Sandrine Piau n'est jamais plus émouvante que lorsqu'elle chante avec intériorité. Mardi soir, au BFM de Genève, il fallait l'entendre dans le sublime air «Ach, ich fühl's» de Pamina dans La Flûte enchantée. La pureté du timbre, cette ligne qu'elle déroule sans jamais gonfler les émotions en font un très beau moment. Il y a là une nudité de l'âme qui révèle toute la fragilité de la fille de la Reine de la Nuit.

La soprano française était l'invitée de David Greilsammer et son ensemble Geneva Camerata. Elle a chanté Rameau et Mozart, au sein d'un programme pour le moins bigarré. Car il y avait du baroque, du contemporain, et même la Symphonie «Classique» de Prokofiev. L'enthousiasme des jeunes musiciens, formant une équipe globalement de très bonne tenue, compense les frustrations dues à l'acoustique terriblement sèche du BFM.

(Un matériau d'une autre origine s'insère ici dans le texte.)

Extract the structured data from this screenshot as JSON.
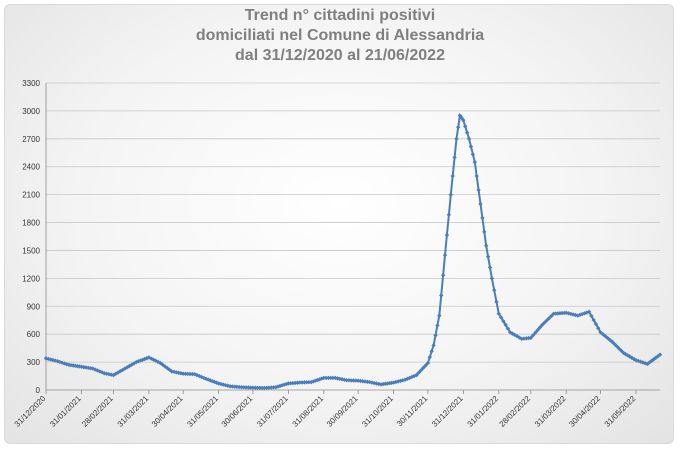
{
  "chart_data": {
    "type": "line",
    "title": [
      "Trend n° cittadini positivi",
      "domiciliati nel Comune di Alessandria",
      "dal 31/12/2020 al 21/06/2022"
    ],
    "xlabel": "",
    "ylabel": "",
    "ylim": [
      0,
      3300
    ],
    "yticks": [
      "0",
      "300",
      "600",
      "900",
      "1200",
      "1500",
      "1800",
      "2100",
      "2400",
      "2700",
      "3000",
      "3300"
    ],
    "grid": true,
    "legend": "none",
    "x_tick_labels": [
      "31/12/2020",
      "31/01/2021",
      "28/02/2021",
      "31/03/2021",
      "30/04/2021",
      "31/05/2021",
      "30/06/2021",
      "31/07/2021",
      "31/08/2021",
      "30/09/2021",
      "31/10/2021",
      "30/11/2021",
      "31/12/2021",
      "31/01/2022",
      "28/02/2022",
      "31/03/2022",
      "30/04/2022",
      "31/05/2022"
    ],
    "series_color": "#4a7ebb",
    "series": [
      {
        "name": "",
        "points": [
          [
            "31/12/2020",
            340
          ],
          [
            "10/01/2021",
            310
          ],
          [
            "20/01/2021",
            270
          ],
          [
            "31/01/2021",
            250
          ],
          [
            "10/02/2021",
            230
          ],
          [
            "20/02/2021",
            180
          ],
          [
            "28/02/2021",
            160
          ],
          [
            "10/03/2021",
            230
          ],
          [
            "20/03/2021",
            300
          ],
          [
            "31/03/2021",
            350
          ],
          [
            "10/04/2021",
            290
          ],
          [
            "20/04/2021",
            200
          ],
          [
            "30/04/2021",
            175
          ],
          [
            "10/05/2021",
            170
          ],
          [
            "20/05/2021",
            120
          ],
          [
            "31/05/2021",
            70
          ],
          [
            "10/06/2021",
            40
          ],
          [
            "20/06/2021",
            30
          ],
          [
            "30/06/2021",
            25
          ],
          [
            "10/07/2021",
            22
          ],
          [
            "20/07/2021",
            30
          ],
          [
            "31/07/2021",
            70
          ],
          [
            "10/08/2021",
            80
          ],
          [
            "20/08/2021",
            85
          ],
          [
            "31/08/2021",
            130
          ],
          [
            "10/09/2021",
            130
          ],
          [
            "20/09/2021",
            105
          ],
          [
            "30/09/2021",
            100
          ],
          [
            "10/10/2021",
            85
          ],
          [
            "20/10/2021",
            60
          ],
          [
            "31/10/2021",
            80
          ],
          [
            "10/11/2021",
            110
          ],
          [
            "20/11/2021",
            160
          ],
          [
            "30/11/2021",
            290
          ],
          [
            "05/12/2021",
            480
          ],
          [
            "10/12/2021",
            800
          ],
          [
            "15/12/2021",
            1450
          ],
          [
            "20/12/2021",
            2100
          ],
          [
            "25/12/2021",
            2700
          ],
          [
            "28/12/2021",
            2950
          ],
          [
            "31/12/2021",
            2900
          ],
          [
            "05/01/2022",
            2700
          ],
          [
            "10/01/2022",
            2450
          ],
          [
            "15/01/2022",
            2000
          ],
          [
            "20/01/2022",
            1550
          ],
          [
            "25/01/2022",
            1200
          ],
          [
            "31/01/2022",
            820
          ],
          [
            "10/02/2022",
            620
          ],
          [
            "20/02/2022",
            550
          ],
          [
            "28/02/2022",
            560
          ],
          [
            "10/03/2022",
            700
          ],
          [
            "20/03/2022",
            820
          ],
          [
            "31/03/2022",
            830
          ],
          [
            "10/04/2022",
            800
          ],
          [
            "20/04/2022",
            840
          ],
          [
            "30/04/2022",
            620
          ],
          [
            "10/05/2022",
            520
          ],
          [
            "20/05/2022",
            400
          ],
          [
            "31/05/2022",
            320
          ],
          [
            "10/06/2022",
            280
          ],
          [
            "21/06/2022",
            380
          ]
        ]
      }
    ]
  }
}
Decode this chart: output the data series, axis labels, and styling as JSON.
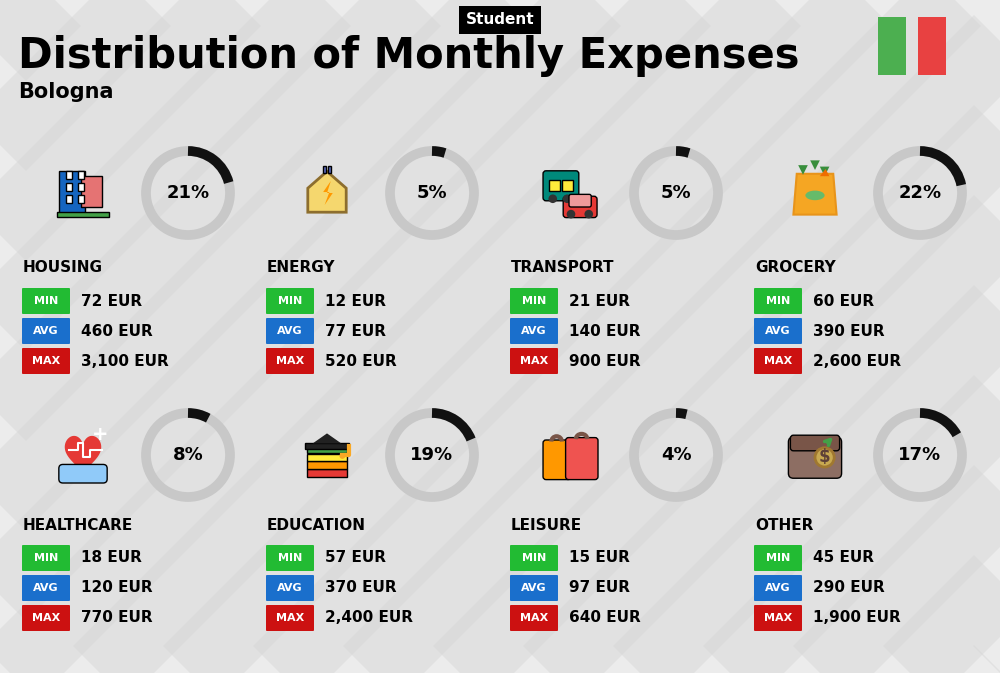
{
  "title": "Distribution of Monthly Expenses",
  "subtitle": "Student",
  "city": "Bologna",
  "bg_color": "#ececec",
  "categories": [
    {
      "name": "HOUSING",
      "pct": 21,
      "min_val": "72 EUR",
      "avg_val": "460 EUR",
      "max_val": "3,100 EUR",
      "col": 0,
      "row": 0
    },
    {
      "name": "ENERGY",
      "pct": 5,
      "min_val": "12 EUR",
      "avg_val": "77 EUR",
      "max_val": "520 EUR",
      "col": 1,
      "row": 0
    },
    {
      "name": "TRANSPORT",
      "pct": 5,
      "min_val": "21 EUR",
      "avg_val": "140 EUR",
      "max_val": "900 EUR",
      "col": 2,
      "row": 0
    },
    {
      "name": "GROCERY",
      "pct": 22,
      "min_val": "60 EUR",
      "avg_val": "390 EUR",
      "max_val": "2,600 EUR",
      "col": 3,
      "row": 0
    },
    {
      "name": "HEALTHCARE",
      "pct": 8,
      "min_val": "18 EUR",
      "avg_val": "120 EUR",
      "max_val": "770 EUR",
      "col": 0,
      "row": 1
    },
    {
      "name": "EDUCATION",
      "pct": 19,
      "min_val": "57 EUR",
      "avg_val": "370 EUR",
      "max_val": "2,400 EUR",
      "col": 1,
      "row": 1
    },
    {
      "name": "LEISURE",
      "pct": 4,
      "min_val": "15 EUR",
      "avg_val": "97 EUR",
      "max_val": "640 EUR",
      "col": 2,
      "row": 1
    },
    {
      "name": "OTHER",
      "pct": 17,
      "min_val": "45 EUR",
      "avg_val": "290 EUR",
      "max_val": "1,900 EUR",
      "col": 3,
      "row": 1
    }
  ],
  "min_color": "#22bb33",
  "avg_color": "#1a6fcc",
  "max_color": "#cc1111",
  "italy_green": "#4caf50",
  "italy_red": "#e84141",
  "stripe_color": "#d5d5d5",
  "ring_bg_color": "#c8c8c8",
  "ring_fg_color": "#111111"
}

Par quoi commencer? Par cette Ouverture de La Clémence de Titus qui donne le ton. David Greilsammer demande à ses musiciens (violons, altos, bois, etc.) de jouer debout. Les impulsions du chef sont nerveuses, ciselées, à la manière d'un René Jacobs. C'est un peu sec, brutal (le premier accord), mais le chef israélien fait par ailleurs respirer les cordes dans les passages lyriques. 

Le «Chaos» des Eléments de Jean-Féry Rebel (1666-1747) sied très bien à David Greilsammer qui en fait ressortir toute la modernité. Il enchaîne directement avec «Climax» pour orchestre dansant et danseur du compositeur israélien Ofer Pelz (né en 1978). Hélas, cette création contemporaine laisse dubitatif. La musique s'essouffle en formules creuses et répétitives. Quant à la chorégraphie, on se demande pourquoi les musiciens dans l'orchestre se mettent à tourner de la tête et ce que veut dire la chorégraphie du danseur Nicolas Cantillon. Pas très convaincant. 

Au moment où les musiciens s'apprêtent à quitter la salle, Sandrine Piau déboule sur scène. Elle s'énerve contre l'orchestre, fait mine d'être outrée, puis attaque «l'Air de la Folie» de Platée de Rameau, s'adonnant à des vocalises enlevées - quoique sans être aussi déjantée qu'une Patricia Petibon. Après l'entracte, David Greilsammer dirige la Symphonie «Classique» de Prokofiev. Une lecture un peu lisse, non sans raideurs, qui se libère dans le finale plein de mordant. 

Sandrine Piau revient alors en scène pour un magnifique «Being Beauteous» des Illuminations de Britten et des airs de Mozart. On y admire son intelligence des phrasés et sa sensibilité. Si elle pourrait être plus suggestive et taquine encore en Suzanne («Deh vieni, non tardar»), «Fra I pensier più funesti» de Lucio Silla est splendide, tout comme le vif «Nel grave tormento» de Mitridate, avant «Ach, ich fühl's» en dernier bis.